Namo amitabha Buddhaya, y'all.
This here's a religious establishment. Act respectable.

Thursday, August 2, 2012

Talk Thursday: Failure to Launch

Well, this probably comes as a surprise to no one, but I'm taking a few days off from the swimming.  I'm just plain tired.  I'll probably be back in the pool tomorrow, though, because I'm starting to miss it.  I think I have a minimum level of chlorine in my blood, and if it drops below that I start questioning the reason for my existence.  Kind of like a fish out of water.  No, more like a fish who's been kidnapped by (human) aliens, taken out of the water, tagged, photographed, measured, and then dropped back into the water as part of some big scientific project it knows nothing about.  It will tell the other fish this story at the campfire later on (do fish make campfires?) and the other fish will say, "Tell us another one, Ralph" and "Did they give you the old anal probe?" before breaking up into crude fishy laughter and passing around another six-pack of Glorp Light. No one ever believes Ralph when these things happen.

Anyway:  I'm having, shall we say, a colorful week.  I've been covering cases for a colleague who was out on medical leave, and I just found out she's not coming back.  Yikes, what am I going to do with these cases?  I started a class, went to see an ortho. doc who pronounced my knee Not In Need Of Surgery, navigated the Chick-Fil-A boycott/celebration/onslaught and snuck out for frozen yogurt at least twice.  And I stared into the abyss that is what I'm writing lately and determined that it is, indeed, an abyss.  Or maybe a sinkhole.  Anyway, there's a void, and nothing to fill it.

I need a project.  I need a project like I need chlorine.  Without a project, I'll be the next Ralph, drinking Glorp Light and wondering what in hell an anal probe is, anyway.  Oh, I can write; watch this column come into existence every single week, whether I feel like it or not.  I need something to write about, is the thing.  The increasingly-inaccurately-named Mindbender trilogy (which has four volumes, and part of a fifth) is not going anywhere fast and I've yet to come up with anything to take its place in my head.  Joan thinks I should be writing comedy, and I do have this thing going about statuary and public art all over Dallas suddenly coming to life and proving problematical for law enforcement.  And it's okay--it's kind of fun, actually--but it's not, you know, Art.

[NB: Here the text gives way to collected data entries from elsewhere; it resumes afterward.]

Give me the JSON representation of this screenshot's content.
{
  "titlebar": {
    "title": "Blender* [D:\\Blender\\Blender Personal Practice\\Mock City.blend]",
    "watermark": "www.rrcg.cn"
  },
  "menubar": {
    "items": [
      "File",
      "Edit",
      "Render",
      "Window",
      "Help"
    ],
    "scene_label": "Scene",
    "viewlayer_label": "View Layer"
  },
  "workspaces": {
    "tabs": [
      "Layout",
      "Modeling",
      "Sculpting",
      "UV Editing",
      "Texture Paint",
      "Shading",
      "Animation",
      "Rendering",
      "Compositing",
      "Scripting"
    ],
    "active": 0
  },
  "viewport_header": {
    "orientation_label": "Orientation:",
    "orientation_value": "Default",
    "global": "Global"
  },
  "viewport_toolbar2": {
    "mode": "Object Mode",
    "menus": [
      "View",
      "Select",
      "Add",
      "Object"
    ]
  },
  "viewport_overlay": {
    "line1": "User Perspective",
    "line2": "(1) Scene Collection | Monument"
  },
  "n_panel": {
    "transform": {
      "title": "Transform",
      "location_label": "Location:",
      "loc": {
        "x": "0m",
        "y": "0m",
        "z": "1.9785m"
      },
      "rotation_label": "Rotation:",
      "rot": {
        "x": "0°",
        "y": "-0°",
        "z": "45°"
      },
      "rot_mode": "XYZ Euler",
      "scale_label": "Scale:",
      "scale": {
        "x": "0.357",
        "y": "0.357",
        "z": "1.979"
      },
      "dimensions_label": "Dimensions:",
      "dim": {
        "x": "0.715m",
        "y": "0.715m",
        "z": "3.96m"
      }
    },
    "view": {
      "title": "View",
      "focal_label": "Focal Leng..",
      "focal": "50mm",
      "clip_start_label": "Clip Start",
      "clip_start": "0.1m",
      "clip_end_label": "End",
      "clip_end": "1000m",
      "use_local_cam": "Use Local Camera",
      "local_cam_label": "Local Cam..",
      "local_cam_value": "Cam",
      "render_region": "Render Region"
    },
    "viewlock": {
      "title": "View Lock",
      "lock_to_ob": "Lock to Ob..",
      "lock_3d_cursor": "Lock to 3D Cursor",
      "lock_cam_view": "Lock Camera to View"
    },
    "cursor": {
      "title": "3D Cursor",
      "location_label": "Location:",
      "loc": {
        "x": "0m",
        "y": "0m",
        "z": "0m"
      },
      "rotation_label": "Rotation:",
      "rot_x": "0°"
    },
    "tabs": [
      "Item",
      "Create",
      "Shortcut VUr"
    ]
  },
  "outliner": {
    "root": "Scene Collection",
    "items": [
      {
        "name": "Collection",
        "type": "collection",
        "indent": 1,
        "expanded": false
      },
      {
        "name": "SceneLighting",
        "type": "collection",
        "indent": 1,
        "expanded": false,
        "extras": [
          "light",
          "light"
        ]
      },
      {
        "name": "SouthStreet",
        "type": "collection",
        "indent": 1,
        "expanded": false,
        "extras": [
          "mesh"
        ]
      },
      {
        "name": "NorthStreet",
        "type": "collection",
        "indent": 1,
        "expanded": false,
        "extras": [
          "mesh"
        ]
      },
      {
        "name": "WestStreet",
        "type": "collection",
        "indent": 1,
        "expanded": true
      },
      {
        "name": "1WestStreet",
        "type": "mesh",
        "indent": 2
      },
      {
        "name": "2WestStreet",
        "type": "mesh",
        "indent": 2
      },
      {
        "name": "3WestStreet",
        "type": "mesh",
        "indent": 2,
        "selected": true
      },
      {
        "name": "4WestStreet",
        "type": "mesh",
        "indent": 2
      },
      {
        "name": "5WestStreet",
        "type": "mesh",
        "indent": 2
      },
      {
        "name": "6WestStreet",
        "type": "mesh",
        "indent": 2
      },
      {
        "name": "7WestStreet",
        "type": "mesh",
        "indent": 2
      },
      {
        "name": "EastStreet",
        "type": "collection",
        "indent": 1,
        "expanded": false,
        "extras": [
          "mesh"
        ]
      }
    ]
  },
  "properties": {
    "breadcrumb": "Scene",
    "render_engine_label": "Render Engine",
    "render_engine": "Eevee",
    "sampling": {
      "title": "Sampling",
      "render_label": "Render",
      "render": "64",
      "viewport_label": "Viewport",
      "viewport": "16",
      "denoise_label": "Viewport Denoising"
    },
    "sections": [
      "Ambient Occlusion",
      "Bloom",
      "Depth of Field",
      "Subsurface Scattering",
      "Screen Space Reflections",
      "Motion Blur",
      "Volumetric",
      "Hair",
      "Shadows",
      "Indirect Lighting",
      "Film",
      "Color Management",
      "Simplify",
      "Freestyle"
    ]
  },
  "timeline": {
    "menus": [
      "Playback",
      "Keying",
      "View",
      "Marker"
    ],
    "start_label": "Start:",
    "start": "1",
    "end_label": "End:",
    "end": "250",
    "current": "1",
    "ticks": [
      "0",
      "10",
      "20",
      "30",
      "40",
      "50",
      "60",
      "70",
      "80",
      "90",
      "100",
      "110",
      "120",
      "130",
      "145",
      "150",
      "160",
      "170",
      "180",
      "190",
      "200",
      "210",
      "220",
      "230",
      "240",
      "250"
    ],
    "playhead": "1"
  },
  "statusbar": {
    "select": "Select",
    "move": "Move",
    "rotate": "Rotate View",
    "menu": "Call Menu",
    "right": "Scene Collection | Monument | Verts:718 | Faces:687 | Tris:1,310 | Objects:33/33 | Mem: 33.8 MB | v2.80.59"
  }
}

Not that I have a clue what Art is (except this guy I knew in high school who always seemed kinda sleazy; years later I ran into him again, heard his side of the story and realized I had judged him too harshly, as nearly all of us do to other people when we are between the ages of thirteen and seventeen).  I want to write suspense/thrillers.  I wanna do sagas of intense complexity, with big secrets and car chases and gruesome murders and blood all over the place.  I wanna do more rapid page-turns than Big Steve and more plot twists than Kameron Hurley.  (And if you haven't read God's War and Infidel yet, get moving; Rapture comes out in November.)  I want explosions and betrayals and fast-moving conversations that you have to follow or your life will be in danger.  I just need, you know, some kind of, like, idea.

What do I have instead?  Living statues.  And some Norse gods.  Pretty sure there were a few Norse gods in there somewhere.

In the literary world, we call that failure to launch.

So I'm taking a class.  The class is based on The Artist's Way, a book by Julia Cameron.  It's designed for writer's block, which I don't think I have, exactly; writer's anxiety comes a lot closer. Or maybe we could say writer's void.  The thing is, it just looks like an abyss; in fact it's an underground mine fire, like in Centralia, Pennsylvania, and when a hole opens up to the surface it belches toxic gas, fumes and blasts of lethal heat.  The book is supposed to help with this.  Overcome writer's block, turn out prizewinning novels, stories, plays.  So far it's been creepily about feelings, which, as a former Lutheran, I have none of.  Just kidding.  Well, kidding a little.

Anyway, I hope it helps.  We just started Chapter Two, and since the mighty Law Dogs are sidelined tonight by extremely high temps and missing personnel, I might just go home and, uh, do my homework.  You know.  Like in high school.

2 comments:

Cele said...

It's a big void... mine not yours. I miss writing, I have no drive. nada. so sad.

Jen said...

I have drive, determination, a ready keyboard and fast fingers. I just don't have any subject matter. Sucks to be me.